Rather, the problem lay in the fact that these people were loyal to the Commonwealth, but thanks to Maria Gouzales wife of Ladislaus IV and John Casimir, bribery of the magnates by neighboring courts entered the norm.(well, Polish Sejm was the exception - but that is what happens when you let foreigners into your country's parliament).
She, in order to create a pro-French party simply bribed half of the magnates, so the other half wanting to save the Republic in their view allowed themselves to be bribed by Austria. Which began to create quite a mess eventually, as the magnates abandoned their previous policy of xenophobia towards foreigners and over time began to become more cosmopolitan than national.
While this wouldn't have been much of a problem if it weren't for the impoverishment of the middle nobility thanks to the Swedish Deluge, thanks to the Swedes the middle part stopping the oligarchy from taking full power collapsed.
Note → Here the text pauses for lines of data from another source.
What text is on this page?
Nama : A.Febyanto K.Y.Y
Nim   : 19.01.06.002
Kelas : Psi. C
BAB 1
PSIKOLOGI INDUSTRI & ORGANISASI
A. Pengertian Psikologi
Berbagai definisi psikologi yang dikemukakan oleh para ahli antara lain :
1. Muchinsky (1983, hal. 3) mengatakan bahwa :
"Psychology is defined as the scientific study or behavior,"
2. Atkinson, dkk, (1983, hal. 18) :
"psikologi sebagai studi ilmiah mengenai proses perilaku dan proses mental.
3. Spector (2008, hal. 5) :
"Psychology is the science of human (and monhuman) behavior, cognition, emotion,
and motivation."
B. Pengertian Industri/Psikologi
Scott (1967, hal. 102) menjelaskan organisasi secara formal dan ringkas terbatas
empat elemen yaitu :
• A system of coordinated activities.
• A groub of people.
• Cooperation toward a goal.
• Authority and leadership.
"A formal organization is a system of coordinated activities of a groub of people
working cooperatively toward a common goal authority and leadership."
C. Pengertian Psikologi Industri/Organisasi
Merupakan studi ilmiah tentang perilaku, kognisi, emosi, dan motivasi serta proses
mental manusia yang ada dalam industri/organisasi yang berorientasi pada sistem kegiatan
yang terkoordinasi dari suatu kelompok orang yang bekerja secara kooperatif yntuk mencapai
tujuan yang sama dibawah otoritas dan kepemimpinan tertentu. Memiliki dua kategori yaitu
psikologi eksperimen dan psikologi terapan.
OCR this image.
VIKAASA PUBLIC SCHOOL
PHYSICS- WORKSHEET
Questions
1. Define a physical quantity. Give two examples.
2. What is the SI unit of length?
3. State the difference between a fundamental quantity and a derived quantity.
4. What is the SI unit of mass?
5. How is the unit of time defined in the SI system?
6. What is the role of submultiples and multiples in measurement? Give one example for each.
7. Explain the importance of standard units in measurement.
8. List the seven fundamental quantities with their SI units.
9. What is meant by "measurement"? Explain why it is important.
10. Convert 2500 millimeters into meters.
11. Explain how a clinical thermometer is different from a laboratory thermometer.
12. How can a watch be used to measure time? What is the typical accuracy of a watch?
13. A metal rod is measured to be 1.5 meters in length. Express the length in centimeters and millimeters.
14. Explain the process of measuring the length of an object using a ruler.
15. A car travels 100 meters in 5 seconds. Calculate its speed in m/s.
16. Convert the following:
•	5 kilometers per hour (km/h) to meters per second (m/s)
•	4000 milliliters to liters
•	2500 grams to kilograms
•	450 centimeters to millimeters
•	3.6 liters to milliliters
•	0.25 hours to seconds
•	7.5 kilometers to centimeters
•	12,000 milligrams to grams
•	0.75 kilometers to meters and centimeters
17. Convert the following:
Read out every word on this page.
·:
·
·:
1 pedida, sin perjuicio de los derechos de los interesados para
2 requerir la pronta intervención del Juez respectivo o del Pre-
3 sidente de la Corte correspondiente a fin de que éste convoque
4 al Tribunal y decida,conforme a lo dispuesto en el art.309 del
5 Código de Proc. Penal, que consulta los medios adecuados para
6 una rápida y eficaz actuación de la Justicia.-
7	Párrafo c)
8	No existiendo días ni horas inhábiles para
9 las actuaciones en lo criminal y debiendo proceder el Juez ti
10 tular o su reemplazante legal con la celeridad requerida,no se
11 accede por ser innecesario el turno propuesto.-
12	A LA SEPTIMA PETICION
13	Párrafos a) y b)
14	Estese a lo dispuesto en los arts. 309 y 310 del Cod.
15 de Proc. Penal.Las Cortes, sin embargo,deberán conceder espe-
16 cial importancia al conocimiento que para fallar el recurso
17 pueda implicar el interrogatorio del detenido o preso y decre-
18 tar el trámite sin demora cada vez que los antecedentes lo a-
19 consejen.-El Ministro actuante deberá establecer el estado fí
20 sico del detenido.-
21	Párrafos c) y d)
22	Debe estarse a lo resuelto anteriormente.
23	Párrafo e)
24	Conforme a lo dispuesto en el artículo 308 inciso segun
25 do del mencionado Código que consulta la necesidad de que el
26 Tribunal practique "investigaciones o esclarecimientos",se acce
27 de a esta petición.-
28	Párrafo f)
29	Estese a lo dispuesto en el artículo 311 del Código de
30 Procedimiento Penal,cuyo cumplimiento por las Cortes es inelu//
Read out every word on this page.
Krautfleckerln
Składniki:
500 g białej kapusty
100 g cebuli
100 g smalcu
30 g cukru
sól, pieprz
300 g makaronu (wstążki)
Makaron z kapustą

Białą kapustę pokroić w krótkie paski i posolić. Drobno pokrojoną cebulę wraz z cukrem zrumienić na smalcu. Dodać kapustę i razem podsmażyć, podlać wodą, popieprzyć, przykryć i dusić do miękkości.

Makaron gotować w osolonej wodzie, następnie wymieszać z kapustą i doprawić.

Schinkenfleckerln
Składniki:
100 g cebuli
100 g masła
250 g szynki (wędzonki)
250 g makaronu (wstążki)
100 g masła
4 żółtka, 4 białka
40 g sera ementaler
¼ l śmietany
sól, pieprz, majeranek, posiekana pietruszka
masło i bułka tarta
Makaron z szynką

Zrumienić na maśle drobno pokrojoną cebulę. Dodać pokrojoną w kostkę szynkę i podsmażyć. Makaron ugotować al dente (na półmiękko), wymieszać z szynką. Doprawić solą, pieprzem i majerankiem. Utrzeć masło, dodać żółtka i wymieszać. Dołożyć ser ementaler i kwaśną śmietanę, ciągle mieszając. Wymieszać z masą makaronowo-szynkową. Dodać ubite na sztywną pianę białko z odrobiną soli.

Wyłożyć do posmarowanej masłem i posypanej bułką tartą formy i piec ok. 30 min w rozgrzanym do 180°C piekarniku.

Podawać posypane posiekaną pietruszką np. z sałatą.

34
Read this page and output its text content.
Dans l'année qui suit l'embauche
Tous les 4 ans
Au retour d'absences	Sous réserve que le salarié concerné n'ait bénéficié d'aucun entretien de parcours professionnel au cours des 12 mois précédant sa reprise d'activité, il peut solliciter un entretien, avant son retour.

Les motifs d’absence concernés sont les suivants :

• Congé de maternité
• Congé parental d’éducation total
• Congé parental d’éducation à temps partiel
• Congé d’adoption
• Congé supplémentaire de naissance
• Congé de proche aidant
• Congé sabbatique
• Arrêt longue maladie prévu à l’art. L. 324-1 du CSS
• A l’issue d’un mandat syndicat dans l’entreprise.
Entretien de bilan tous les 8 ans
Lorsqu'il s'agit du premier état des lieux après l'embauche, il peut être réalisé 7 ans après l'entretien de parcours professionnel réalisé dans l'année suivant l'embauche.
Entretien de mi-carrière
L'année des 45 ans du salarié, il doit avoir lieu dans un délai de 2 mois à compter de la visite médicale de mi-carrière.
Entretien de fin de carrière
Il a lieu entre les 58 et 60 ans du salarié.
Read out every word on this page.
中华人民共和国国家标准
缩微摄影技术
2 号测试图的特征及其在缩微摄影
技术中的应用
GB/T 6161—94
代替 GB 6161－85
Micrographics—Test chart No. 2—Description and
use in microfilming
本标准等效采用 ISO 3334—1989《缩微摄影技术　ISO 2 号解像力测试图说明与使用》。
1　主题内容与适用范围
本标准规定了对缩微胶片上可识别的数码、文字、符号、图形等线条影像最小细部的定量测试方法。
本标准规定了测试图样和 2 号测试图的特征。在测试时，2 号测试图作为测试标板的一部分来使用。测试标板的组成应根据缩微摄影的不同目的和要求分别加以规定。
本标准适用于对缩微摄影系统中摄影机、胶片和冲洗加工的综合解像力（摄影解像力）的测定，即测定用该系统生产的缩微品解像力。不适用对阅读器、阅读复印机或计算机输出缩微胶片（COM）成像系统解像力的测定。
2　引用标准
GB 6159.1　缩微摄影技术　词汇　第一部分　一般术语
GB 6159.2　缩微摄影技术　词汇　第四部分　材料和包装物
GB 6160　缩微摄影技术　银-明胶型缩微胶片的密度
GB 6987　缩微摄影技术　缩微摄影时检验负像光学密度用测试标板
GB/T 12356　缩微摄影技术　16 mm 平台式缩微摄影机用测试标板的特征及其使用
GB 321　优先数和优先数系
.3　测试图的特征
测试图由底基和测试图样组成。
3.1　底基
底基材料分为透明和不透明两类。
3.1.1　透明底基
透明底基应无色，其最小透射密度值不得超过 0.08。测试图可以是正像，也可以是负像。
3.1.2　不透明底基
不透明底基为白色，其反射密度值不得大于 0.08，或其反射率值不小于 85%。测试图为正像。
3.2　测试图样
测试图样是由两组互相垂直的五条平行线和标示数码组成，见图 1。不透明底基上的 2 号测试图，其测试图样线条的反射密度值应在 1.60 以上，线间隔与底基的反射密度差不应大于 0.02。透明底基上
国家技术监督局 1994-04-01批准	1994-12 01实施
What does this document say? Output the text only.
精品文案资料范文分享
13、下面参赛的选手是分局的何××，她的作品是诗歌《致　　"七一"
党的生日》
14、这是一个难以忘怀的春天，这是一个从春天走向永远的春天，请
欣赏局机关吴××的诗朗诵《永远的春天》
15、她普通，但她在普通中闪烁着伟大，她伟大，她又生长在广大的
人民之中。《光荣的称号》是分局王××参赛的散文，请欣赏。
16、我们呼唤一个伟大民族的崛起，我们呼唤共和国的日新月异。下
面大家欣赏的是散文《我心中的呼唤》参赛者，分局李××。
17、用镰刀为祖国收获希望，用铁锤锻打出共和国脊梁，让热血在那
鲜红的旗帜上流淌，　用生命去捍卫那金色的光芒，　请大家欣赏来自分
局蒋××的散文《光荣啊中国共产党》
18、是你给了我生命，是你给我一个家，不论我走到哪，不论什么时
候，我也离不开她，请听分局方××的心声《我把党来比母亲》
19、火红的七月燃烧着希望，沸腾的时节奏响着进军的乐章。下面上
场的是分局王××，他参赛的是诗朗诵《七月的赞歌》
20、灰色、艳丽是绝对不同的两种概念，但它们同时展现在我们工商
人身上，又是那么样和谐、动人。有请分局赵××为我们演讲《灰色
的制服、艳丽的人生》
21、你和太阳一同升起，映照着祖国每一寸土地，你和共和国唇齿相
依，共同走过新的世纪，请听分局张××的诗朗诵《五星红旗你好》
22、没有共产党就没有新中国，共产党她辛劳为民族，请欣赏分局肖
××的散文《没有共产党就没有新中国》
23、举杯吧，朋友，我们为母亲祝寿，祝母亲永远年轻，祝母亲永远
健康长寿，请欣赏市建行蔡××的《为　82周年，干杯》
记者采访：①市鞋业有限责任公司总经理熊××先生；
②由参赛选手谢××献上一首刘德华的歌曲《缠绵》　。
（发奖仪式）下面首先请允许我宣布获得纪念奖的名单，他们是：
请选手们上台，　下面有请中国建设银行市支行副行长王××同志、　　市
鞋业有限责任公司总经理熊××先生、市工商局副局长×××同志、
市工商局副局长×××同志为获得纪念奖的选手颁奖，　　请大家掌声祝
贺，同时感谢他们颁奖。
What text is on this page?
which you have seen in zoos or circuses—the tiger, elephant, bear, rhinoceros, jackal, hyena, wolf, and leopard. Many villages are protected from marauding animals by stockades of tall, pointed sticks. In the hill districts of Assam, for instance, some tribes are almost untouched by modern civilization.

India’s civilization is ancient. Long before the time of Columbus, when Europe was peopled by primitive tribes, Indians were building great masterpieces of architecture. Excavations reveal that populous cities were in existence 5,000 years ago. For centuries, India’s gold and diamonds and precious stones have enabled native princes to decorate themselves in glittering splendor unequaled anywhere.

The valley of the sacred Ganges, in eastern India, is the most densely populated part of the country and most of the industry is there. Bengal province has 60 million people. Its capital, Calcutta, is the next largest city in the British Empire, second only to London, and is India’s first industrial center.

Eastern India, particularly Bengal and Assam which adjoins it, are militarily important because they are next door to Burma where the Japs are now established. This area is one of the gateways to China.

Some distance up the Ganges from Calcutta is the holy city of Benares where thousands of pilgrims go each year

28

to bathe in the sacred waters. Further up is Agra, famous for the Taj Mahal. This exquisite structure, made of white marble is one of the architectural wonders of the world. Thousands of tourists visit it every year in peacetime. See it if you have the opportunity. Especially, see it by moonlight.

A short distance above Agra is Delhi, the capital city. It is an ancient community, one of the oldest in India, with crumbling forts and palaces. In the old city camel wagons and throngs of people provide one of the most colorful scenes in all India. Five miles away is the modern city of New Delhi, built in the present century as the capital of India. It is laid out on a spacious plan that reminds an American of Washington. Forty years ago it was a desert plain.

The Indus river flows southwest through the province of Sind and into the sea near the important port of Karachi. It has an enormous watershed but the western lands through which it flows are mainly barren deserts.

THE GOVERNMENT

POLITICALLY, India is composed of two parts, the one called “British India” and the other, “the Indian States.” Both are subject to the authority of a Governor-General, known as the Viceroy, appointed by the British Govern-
Michal Wisniowiecki was the last uprising of the middle nobility against the magnates, but these managed to successfully stifle it, because unfortunately he did not have much of an ally, and his short reign did not allow him to wriggle out of it despite Michal's hard work.
Unfortunately, Jan III Sobieski, one of the magnates who threw a spanner in the king's lap, learned very quickly that his actions and those of the others effectively undermined the authority of the king and later the Sejm, paralyzing Poland for half a century.
At the same time paralyzing only the ability to pass new laws! Because if it was about enforcing the existing ones, the matter was not so obvious.
The best example of this was August III, who was able to rule the country despite the fact that the Sejm had fallen into complete anarchy! Why? Because the Senate continued to function normally. And it was he who fulfilled its role during the paralysis of the Sejm, and during the Poniatowski era this role was fulfilled by the Permanent Council.